WASHINGTON — On January 3, the 115th Congress was sworn in, a formality juxtaposed with a spike in Google searches for “Who is My Representative?” January 20, when President Trump took office, marked the first time since 2007 that Republicans controlled both houses of Congress and the White House. As the heated debate on the Affordable Care Act rages on as one among hundreds of significant issues, Republicans and Democrats in the House of Representatives will vie to best represent their constituents.
The House of Representatives mirrors the history of America. The House assembled for the first time in 1789. In 1865, the House passed the 13th amendment abolishing slavery, and since 1901 the number of African-Americans serving in Congress has steadily increased. In 2017, there will be more than 50 new members in the House and they will serve in the most diverse Congress to date.
How are Laws Made?
- When a representative sponsors a bill, it is assigned to a committee for study.

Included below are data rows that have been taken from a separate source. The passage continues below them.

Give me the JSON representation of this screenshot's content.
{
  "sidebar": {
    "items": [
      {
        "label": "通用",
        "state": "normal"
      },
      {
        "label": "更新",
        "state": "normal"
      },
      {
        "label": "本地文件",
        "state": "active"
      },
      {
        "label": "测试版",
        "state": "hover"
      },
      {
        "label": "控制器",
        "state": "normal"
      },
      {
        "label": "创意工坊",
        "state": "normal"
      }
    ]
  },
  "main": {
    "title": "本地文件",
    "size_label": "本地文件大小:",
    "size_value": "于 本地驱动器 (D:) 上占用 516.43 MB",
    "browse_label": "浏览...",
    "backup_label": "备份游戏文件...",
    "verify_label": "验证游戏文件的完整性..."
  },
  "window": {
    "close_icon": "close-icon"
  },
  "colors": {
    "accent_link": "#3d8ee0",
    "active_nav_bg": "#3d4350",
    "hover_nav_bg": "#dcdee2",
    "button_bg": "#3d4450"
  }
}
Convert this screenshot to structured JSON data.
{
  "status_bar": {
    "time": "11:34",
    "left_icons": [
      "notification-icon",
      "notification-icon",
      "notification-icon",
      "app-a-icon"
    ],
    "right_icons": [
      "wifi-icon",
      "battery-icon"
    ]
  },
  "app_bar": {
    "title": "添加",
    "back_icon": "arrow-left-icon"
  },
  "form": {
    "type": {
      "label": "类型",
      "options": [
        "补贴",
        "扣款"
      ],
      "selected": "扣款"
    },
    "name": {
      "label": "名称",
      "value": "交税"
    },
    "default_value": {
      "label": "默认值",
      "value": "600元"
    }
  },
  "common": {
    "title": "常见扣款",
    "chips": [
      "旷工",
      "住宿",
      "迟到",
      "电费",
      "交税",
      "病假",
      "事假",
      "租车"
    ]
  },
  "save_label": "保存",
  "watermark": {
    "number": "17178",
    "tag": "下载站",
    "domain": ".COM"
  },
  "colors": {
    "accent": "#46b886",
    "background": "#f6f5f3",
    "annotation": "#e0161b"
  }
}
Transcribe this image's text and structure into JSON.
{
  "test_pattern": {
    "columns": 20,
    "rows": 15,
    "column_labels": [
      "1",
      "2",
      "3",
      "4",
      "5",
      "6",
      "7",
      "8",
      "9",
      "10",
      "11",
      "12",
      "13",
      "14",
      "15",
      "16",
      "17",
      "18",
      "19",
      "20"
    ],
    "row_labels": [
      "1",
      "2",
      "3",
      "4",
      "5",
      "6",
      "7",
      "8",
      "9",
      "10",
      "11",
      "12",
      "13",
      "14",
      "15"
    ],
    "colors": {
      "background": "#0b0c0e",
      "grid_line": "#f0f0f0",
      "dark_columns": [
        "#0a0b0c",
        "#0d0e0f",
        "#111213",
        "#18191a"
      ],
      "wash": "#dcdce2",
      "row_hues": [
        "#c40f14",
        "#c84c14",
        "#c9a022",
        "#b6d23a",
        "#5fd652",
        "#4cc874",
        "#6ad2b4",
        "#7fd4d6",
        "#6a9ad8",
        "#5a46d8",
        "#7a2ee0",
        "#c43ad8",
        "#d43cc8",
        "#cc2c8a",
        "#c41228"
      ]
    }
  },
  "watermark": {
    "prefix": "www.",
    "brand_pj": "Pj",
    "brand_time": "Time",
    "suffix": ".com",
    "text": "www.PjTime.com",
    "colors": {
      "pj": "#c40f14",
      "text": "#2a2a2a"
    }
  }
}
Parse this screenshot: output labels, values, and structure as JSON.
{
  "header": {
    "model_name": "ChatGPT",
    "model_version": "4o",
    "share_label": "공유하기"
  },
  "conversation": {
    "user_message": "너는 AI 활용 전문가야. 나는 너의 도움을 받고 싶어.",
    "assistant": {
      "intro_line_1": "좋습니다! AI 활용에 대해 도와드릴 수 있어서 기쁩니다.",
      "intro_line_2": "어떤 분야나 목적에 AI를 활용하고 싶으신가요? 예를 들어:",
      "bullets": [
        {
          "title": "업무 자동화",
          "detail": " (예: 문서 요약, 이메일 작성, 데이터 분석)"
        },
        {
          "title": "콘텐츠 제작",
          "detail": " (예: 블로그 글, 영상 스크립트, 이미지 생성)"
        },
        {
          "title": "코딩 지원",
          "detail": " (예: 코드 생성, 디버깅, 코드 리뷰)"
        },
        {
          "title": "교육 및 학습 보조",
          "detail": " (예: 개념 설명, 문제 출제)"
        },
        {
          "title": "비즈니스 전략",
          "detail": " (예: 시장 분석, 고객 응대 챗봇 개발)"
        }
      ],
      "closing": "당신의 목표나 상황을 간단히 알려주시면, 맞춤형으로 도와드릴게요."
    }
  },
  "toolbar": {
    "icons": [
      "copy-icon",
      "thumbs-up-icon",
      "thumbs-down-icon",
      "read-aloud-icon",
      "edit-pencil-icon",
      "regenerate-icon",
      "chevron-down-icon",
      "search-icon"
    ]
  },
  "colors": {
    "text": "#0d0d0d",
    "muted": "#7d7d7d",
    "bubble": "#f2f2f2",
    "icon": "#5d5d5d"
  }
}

- If the committee approves the bill, the bill must garner a simple majority (at least 218 votes) to progress to the Senate.
- In the Senate, a committee reviews the bill and, if approved, senators move to vote on the bill.
- If 51 senators vote in favor of the bill, the bill moves to a conference committee comprised of House and Senate members who collaborate on any differences between House and Senate versions of the bill.
- This final bill returns to the House and Senate for final approval.
- The bill is sent to the president and he must sign or veto the bill within 10 days. The bill becomes law if the president signs and passes it. A pocket veto occurs when the President does not do anything while congress is in session; after 10 days, the bill also becomes law. If the president vetoes the bill, then the Senate and House can override the veto with support from two-thirds of the Senators and Representatives.
Who Is My Representative?
With 435 Representatives in the House, each serving two-year terms, it is an arduous task to meticulously follow each move a Representative makes. Govtrack.us, an independent entity which does not receive funding from outside organizations, is the first tool to provide open data about Congress. Using statistical analyses and bill summaries, the tool puts a wealth of legislative data into simple and concrete updates.
For example, let’s suppose a search for a state representative returns Frank Pallone. On Govtrack.us, the first paragraph is a brief summary of his role in Congress. The next section analyzes the congressman’s career actions and summarizes its findings. For example, in his 2016 report card, Congressman Pallone placed 12th among all representatives in the category, “Working with the Senate.” The excerpt includes that working with a sponsor in another chamber makes a bill more likely to be passed in both houses.
In the “Sponsorship Analysis” section, Pallone has a relatively average leadership score and is a moderate Democrat. In an easy-to-read format, the website includes committee membership, enacted legislation, voting record, missed votes, among many other categories. From 1989 to 2017, Congressman Pallone missed only 1.8 percent of roll call votes, on par with the average of 2.1 percent.
Americans live in a country where the voices of constituents can greatly influence those governing them. With a changing political climate, it becomes increasingly important to become involved in the political process.